Competitive swimmers use the dolphin kick to speed up their starts and propel themselves through turns. Even if you're not competing, you can work this move into your swimming program. Try starting off your laps with a dolphin kick or doing dolphin kick drills from one side of the pool to the other. You can even perform dolphin kicks in sets of 25 to 50 kicks to work your core and burn calories. This movement often leads into the butterfly stroke, which burns 409 calories every 30 minutes for a 155-pound woman, according to Harvard Medical School.
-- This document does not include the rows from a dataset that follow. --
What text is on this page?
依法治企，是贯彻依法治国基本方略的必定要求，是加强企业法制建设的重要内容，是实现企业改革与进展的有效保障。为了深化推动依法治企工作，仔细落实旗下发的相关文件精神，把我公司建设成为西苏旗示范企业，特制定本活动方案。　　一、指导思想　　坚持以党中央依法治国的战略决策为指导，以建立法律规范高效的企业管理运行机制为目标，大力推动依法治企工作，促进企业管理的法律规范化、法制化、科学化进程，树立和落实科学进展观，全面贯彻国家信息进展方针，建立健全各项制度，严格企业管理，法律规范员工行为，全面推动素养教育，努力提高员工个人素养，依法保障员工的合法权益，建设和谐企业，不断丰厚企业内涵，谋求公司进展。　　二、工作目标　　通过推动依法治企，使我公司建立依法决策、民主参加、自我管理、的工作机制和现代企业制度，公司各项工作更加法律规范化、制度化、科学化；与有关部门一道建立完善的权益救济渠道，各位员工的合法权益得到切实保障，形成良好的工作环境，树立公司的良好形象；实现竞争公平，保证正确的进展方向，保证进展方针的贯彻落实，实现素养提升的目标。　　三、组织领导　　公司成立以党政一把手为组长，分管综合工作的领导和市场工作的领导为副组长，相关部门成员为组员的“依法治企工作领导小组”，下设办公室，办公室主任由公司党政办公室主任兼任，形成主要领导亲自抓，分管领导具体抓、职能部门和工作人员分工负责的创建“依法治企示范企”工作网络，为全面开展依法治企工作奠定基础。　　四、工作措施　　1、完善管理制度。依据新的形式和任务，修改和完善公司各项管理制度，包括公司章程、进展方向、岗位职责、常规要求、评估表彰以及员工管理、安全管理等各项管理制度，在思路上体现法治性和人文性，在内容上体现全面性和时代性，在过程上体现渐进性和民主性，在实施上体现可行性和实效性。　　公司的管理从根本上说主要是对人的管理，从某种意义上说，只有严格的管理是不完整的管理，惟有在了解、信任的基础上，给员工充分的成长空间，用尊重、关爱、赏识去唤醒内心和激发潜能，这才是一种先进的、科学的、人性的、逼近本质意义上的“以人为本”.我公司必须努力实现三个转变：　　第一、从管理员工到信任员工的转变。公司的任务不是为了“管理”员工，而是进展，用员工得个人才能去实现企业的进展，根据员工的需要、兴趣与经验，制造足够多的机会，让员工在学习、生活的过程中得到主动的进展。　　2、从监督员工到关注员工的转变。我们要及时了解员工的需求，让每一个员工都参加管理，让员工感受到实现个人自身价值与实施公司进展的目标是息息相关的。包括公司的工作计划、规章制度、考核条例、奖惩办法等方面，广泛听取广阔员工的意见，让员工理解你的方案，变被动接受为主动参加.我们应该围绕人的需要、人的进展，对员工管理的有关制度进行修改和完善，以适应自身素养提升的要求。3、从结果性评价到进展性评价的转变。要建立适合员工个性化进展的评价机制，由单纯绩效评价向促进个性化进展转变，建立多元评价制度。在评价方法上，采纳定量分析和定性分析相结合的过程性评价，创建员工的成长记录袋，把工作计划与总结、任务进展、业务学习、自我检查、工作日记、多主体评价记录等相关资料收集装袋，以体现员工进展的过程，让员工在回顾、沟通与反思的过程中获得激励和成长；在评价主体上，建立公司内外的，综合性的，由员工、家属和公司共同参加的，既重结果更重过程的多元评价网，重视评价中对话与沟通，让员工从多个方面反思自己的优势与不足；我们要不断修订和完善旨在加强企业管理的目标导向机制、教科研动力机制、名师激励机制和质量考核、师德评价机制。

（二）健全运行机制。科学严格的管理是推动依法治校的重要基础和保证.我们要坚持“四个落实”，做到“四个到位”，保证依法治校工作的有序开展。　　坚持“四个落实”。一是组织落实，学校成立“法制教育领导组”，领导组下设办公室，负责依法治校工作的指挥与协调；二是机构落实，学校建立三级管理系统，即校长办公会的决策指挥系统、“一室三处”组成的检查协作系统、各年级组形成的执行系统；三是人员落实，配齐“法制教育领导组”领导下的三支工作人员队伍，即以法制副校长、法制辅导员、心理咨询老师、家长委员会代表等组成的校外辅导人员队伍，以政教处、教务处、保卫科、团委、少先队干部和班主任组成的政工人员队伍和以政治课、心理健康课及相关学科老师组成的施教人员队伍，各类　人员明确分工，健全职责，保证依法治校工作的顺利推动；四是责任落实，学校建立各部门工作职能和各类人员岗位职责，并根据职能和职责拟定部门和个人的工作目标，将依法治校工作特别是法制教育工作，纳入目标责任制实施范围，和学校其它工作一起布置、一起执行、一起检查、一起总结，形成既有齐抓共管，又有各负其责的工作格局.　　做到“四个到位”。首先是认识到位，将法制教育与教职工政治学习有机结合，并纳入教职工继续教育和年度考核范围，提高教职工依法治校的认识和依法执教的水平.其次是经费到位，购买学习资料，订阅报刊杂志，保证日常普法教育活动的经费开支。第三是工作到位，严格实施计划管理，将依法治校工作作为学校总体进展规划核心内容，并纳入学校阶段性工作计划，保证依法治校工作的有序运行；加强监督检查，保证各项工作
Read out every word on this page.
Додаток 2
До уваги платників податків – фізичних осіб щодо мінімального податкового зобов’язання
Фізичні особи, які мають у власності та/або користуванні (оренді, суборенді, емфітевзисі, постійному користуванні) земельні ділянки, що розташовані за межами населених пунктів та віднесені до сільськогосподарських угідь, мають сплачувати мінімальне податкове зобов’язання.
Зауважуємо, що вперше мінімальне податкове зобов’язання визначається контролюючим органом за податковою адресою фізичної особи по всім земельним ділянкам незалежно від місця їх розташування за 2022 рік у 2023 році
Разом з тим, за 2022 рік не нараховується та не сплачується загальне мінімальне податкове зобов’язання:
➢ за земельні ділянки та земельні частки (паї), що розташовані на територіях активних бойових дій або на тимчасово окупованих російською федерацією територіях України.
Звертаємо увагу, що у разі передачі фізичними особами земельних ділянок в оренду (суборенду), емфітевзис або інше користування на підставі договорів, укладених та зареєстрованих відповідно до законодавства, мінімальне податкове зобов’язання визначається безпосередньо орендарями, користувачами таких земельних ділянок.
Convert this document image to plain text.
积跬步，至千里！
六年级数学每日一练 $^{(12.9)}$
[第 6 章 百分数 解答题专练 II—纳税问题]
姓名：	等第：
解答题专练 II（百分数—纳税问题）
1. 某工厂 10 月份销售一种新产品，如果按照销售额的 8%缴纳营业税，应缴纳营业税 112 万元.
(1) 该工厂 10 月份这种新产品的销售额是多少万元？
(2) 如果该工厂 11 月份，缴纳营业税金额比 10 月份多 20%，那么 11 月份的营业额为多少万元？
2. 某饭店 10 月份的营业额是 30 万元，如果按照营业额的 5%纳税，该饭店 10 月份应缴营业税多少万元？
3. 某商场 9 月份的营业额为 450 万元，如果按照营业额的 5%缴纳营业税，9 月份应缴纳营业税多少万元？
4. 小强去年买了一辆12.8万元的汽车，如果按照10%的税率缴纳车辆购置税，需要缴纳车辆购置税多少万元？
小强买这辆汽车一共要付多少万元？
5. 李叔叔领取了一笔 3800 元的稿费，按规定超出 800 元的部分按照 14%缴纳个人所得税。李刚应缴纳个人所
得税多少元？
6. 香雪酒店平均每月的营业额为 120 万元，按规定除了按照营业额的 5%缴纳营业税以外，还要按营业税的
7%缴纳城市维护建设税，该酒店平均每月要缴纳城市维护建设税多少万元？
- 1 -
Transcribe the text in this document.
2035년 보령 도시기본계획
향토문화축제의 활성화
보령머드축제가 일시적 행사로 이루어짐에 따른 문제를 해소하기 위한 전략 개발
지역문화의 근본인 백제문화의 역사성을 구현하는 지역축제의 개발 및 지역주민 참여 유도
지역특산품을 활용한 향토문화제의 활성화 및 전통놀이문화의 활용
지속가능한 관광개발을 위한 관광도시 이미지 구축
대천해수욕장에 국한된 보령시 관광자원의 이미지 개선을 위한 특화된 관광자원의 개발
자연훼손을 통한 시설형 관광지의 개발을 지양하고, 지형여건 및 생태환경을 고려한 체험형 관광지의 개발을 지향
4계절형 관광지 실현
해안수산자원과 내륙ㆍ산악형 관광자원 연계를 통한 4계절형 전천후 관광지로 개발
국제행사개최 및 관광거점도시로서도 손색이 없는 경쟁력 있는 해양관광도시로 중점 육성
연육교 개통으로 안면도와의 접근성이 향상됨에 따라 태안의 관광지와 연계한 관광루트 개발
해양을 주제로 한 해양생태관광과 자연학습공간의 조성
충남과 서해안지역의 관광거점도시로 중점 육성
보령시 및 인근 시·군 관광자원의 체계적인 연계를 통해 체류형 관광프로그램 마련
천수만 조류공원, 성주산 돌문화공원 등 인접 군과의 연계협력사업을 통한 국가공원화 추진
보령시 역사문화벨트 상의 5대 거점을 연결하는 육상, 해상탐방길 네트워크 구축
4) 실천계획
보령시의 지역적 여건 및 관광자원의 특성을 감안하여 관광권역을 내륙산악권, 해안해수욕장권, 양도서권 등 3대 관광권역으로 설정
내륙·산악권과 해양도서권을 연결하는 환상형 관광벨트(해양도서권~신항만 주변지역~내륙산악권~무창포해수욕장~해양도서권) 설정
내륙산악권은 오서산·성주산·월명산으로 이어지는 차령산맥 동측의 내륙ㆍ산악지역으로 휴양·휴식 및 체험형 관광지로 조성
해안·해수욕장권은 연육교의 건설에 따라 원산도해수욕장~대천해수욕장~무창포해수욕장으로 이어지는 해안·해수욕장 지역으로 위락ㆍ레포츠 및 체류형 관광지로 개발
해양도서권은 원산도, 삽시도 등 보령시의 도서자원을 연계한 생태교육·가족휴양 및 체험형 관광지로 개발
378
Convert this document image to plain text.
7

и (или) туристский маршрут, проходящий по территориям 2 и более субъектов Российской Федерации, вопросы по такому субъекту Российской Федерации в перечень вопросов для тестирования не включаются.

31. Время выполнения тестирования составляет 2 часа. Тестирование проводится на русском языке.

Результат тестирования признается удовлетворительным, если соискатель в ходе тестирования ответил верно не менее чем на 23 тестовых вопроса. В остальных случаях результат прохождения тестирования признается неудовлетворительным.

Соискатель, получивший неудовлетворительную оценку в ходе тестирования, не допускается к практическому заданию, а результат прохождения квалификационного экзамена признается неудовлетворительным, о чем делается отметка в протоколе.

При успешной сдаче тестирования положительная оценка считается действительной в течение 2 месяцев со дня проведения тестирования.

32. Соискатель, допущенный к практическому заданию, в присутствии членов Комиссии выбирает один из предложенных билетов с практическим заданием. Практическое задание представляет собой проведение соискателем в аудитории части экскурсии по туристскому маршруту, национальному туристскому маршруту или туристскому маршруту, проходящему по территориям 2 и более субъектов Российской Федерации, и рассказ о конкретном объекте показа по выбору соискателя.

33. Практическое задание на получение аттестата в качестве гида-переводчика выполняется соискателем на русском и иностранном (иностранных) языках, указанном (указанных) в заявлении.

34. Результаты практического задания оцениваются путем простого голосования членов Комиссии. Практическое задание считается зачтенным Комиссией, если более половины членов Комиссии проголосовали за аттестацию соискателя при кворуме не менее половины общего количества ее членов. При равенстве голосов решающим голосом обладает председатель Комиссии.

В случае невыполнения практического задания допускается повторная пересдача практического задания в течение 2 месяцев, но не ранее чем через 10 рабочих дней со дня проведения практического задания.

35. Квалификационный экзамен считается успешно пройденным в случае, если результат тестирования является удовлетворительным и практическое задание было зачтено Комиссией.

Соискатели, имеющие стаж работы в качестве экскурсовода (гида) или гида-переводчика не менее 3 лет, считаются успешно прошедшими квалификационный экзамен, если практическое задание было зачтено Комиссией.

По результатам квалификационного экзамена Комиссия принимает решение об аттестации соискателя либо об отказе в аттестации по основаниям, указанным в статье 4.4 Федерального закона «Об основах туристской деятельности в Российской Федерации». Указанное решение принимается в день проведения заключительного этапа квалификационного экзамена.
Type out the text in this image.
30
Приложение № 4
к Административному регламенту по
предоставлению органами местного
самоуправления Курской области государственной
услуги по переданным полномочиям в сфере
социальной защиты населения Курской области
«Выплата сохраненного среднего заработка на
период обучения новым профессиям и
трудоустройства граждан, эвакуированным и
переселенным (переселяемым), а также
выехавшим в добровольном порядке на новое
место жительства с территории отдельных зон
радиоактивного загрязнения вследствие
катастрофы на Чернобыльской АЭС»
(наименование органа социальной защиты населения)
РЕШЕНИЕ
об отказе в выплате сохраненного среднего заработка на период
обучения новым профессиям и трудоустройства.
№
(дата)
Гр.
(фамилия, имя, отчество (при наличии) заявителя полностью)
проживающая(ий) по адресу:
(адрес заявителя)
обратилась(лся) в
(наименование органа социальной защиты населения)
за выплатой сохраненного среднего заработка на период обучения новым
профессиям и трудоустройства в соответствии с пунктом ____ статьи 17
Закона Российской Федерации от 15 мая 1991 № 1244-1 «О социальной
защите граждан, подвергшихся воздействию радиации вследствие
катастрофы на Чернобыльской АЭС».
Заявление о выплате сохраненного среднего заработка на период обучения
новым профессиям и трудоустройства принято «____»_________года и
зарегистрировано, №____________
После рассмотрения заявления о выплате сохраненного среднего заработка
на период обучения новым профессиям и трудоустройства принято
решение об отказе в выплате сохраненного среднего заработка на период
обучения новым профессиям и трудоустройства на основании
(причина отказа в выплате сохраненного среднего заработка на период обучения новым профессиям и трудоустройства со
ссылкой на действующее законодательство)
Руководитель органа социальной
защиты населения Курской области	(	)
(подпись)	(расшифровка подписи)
Submerge your body with your feet and legs held together and toes pointed upward toward the surface. Extend your arms in front of you with the backs of your palms pressed together. Keep your upper body and shoulders still and your eyes forward. Maintain a straight neck throughout the motion.
Press down with your chest to drive the initial movement. Follow this movement with an undulating motion of your lower body as you continue to raise and lower your chest. First, bring your hips upward toward the surface of the water and then downward rhythmically. Undulate your legs next, allowing them to bend slightly at the knees and and return to the straight position in a pulsing fashion.
Allow the undulating movement that began in your chest to flow through your core and legs and finally reach your feet – complete the movement by snapping your feet back, which pushes water to generate a burst of speed.
Maintain a constant rhythm and focus on full-body movement, not just kicking your legs, as you repeat this “body wave” of motion to continue your dolphin kicks. Keep your core muscles engaged and back straight throughout your dolphin kicks.
- Practice dolphin kicks above the surface by balancing your stomach on a kick board.
- If you're having trouble mastering the dolphin kick, try practicing with fins at first.